SAINTE WILGEFORTE
La légende barbue
Il était une sainte à barbe qu’on fêtait jadis le 20 juillet.
Martyre crucifiée – la crucifixion étant un supplice traditionnellement réservé aux hommes – la légende de la vierge Wilgeforte est aujourd’hui tombée dans l’oubli. Depuis son retrait du calendrier liturgique, seule une minorité de fidèles – des fidèles pas forcément très catholiques aux yeux de l’Église – encense encore l’icône barbue. J’en fais partie et lui consacre un chapitre entier de Beau Menteur.
La barbe n’est pas la masculinité. Elle n’en est que l’emblème.*
Ce n’est pas le caractère religieux mais le rôle des apparences qui m’importe dans cette légende de sainte Wilgeforte. Châtiée pour avoir eu une barbe – octroyée par Dieu dans le but de dissuader les assauts sexuels, exauçant ainsi son vœu de chasteté – la légende de cette sainte donne à réfléchir sur ce qu’est le genre, en fonction d’un lieu et d’une époque donnée.
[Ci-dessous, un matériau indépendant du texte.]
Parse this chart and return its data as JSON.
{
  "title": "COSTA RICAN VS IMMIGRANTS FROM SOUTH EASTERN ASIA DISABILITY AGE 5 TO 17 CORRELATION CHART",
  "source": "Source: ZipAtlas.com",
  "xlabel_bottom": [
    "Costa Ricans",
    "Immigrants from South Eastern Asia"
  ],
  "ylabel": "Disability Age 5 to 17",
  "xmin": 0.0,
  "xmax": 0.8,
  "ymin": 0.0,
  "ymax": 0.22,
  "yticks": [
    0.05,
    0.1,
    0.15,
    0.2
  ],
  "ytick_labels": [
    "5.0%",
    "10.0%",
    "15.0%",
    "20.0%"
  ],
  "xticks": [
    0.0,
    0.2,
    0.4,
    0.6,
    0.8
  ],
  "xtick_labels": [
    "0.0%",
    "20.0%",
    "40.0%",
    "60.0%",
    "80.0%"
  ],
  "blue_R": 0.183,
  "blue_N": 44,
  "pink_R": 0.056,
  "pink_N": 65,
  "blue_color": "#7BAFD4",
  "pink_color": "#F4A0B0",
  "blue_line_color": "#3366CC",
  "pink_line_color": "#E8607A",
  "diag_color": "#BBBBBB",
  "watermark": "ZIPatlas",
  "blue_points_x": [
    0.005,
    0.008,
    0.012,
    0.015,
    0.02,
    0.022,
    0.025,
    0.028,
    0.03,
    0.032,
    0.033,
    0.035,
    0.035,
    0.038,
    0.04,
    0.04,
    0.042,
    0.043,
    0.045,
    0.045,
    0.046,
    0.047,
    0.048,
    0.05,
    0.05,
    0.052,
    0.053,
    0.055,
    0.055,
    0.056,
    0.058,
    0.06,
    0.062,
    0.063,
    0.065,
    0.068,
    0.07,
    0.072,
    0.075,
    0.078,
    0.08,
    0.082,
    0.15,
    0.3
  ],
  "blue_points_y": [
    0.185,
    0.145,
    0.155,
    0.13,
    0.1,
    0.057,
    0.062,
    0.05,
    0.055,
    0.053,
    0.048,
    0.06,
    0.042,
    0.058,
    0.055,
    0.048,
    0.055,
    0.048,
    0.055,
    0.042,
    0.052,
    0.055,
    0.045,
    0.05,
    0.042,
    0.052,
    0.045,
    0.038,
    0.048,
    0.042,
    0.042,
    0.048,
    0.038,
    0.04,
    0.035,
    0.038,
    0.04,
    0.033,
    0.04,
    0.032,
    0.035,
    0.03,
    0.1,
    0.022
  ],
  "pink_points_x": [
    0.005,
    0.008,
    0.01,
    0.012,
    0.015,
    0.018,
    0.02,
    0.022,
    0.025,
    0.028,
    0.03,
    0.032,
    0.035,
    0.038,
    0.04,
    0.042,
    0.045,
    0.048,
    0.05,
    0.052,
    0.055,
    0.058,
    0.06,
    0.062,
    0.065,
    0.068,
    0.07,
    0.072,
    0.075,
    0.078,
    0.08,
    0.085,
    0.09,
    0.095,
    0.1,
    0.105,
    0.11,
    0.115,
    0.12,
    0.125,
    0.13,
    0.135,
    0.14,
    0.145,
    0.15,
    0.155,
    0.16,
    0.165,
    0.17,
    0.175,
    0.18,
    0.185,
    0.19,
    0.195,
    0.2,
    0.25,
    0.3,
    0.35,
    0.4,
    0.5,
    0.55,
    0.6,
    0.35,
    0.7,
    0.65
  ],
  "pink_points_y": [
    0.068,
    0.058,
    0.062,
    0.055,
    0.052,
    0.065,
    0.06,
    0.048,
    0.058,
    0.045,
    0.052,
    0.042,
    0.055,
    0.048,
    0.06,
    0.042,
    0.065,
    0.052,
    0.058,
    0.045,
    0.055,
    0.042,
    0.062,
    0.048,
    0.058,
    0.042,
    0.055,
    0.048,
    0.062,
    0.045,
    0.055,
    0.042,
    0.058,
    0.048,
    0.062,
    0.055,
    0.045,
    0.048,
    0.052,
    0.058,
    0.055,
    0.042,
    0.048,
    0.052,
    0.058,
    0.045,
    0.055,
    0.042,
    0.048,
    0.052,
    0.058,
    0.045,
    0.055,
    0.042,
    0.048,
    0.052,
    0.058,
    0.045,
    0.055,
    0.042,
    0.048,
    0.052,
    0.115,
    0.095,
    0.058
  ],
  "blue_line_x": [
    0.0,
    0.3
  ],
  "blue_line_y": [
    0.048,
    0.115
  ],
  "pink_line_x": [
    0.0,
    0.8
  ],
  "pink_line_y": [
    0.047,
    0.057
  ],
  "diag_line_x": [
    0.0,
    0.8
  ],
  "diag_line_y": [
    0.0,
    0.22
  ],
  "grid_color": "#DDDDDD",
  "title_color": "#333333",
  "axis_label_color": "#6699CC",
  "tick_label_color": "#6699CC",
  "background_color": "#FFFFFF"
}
La représentation du Christ à l’orientale, qui portait une tunique – interprétée par les occidentaux comme étant une robe, donc typiquement féminin – a fait que les fidèles se sont dit : tiens, voilà une femme à barbe crucifiée. Pourtant, il s’agissait bien du Christ ! Mais ils ont tellement vu la robe qu’ils en ont oublié de voir le Christ sous la robe. Comme d’autres, lorsqu’elle elle porte une barbe, voient tellement la barbe qu’ils en oublient de voir la femme derrière la barbe. Sa crucifixion marque le poids des apparences dans sa légende : barbe et robe y jouent en effet des rôles symétriques jusqu’à mettre en abyme les questions de genre. Comme un fil rouge en regard – et sous le regard – du personnage de Beau Menteur.
* Formule du sociologue Éric Fassin, spécialiste des questions de genre et de sexualités.